Consider an island with n + 2 inhabitants. One of the inhabitants is murdered. The police know for sure that one of the remaining n + 1 inhabitants must be the killer and forensic experts find a particular DNA profile at the crime scene. It is known that this particular DNA profile occurs in a fraction p of the population, i.e., every inhabitant has probability p of having this particular DNA profile, independently of the other inhabitants. The police decides to screen all inhabitants for the DNA profile. The first person they screen is Rick Random and he turns out to have the DNA profile.
Let E be the event of finding Rick Random’s particular DNA profile at the crime scene.

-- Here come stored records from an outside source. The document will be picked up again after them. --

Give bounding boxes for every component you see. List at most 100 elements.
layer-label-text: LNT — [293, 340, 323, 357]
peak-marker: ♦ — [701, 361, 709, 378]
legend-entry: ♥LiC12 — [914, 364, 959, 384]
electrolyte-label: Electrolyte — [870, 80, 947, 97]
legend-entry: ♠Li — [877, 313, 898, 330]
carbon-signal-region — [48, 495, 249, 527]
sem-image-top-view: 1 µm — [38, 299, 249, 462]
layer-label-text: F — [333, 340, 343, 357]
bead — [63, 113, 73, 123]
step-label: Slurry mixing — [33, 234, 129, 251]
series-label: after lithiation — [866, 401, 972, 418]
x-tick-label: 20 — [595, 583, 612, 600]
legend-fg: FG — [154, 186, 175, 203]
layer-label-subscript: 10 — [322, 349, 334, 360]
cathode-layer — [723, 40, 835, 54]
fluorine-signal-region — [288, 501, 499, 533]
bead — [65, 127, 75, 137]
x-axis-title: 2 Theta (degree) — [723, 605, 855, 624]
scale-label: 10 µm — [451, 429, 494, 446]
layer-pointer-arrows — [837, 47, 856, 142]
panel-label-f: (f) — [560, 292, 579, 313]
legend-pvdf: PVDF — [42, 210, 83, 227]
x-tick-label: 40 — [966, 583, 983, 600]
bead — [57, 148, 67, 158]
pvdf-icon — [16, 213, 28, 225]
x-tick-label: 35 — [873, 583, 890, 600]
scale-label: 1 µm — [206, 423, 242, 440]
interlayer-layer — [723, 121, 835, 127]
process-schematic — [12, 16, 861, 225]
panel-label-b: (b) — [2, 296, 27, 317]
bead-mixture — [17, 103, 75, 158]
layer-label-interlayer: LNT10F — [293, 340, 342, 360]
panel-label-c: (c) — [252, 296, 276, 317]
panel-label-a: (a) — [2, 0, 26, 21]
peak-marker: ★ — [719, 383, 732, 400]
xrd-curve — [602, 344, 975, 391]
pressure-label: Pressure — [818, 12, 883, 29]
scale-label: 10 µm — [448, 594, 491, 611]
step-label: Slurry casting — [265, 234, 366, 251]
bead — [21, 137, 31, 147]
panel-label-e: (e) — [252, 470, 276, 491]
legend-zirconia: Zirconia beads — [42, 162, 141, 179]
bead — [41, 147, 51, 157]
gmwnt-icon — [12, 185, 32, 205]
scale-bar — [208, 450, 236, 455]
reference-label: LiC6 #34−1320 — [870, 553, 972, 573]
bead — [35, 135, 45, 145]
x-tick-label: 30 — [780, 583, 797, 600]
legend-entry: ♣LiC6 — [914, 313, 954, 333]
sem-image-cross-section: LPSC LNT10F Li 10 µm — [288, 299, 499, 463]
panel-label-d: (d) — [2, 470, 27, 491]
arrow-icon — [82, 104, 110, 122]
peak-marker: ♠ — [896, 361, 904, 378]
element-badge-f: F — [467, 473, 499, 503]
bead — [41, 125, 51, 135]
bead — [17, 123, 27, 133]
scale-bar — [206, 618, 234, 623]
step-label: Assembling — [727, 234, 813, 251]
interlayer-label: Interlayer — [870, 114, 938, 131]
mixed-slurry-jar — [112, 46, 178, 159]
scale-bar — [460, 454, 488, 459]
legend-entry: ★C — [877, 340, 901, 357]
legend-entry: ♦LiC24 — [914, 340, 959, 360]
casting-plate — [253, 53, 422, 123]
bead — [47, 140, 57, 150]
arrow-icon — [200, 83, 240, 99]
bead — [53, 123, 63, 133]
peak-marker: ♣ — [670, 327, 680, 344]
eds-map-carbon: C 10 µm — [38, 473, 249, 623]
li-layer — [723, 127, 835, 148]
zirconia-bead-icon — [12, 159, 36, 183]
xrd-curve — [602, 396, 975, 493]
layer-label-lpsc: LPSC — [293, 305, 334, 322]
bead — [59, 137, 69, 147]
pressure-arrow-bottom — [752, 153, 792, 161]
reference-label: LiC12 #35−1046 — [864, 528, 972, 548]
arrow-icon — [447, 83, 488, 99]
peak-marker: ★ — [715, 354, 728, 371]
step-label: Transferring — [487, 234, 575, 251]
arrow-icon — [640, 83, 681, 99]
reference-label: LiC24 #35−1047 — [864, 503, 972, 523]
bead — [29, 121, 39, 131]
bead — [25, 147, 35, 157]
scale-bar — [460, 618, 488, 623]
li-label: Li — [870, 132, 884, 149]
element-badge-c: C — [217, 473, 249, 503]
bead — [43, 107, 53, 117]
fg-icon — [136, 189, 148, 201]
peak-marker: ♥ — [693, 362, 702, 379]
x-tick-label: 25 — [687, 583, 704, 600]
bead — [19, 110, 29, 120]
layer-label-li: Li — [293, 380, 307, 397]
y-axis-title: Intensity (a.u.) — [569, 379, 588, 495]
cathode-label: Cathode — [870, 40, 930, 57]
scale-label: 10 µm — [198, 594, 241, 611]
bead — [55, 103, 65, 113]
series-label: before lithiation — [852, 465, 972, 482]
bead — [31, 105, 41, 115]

Let R be the event that Rick Random is the killer
Given $\mathbb P (E|R) = 1$. Find $\mathbb P (E|R^C)$
My first attempt is $\mathbb P (E|R^c) = \frac{(n+2)p-2}{n}$ however I'm not sure.
Notice: " every inhabitant has probability $p$ of having this particular DNA profile, independently of the other inhabitants. "
So what is the probability that the killer had the profile under the condition that Rick Random is not the killer?
(PS: $\mathsf P(E\mid R)=1$ indicates that the police are assuming that the evidence was certainly left by the killer, not possibly by an uninvolved islander.)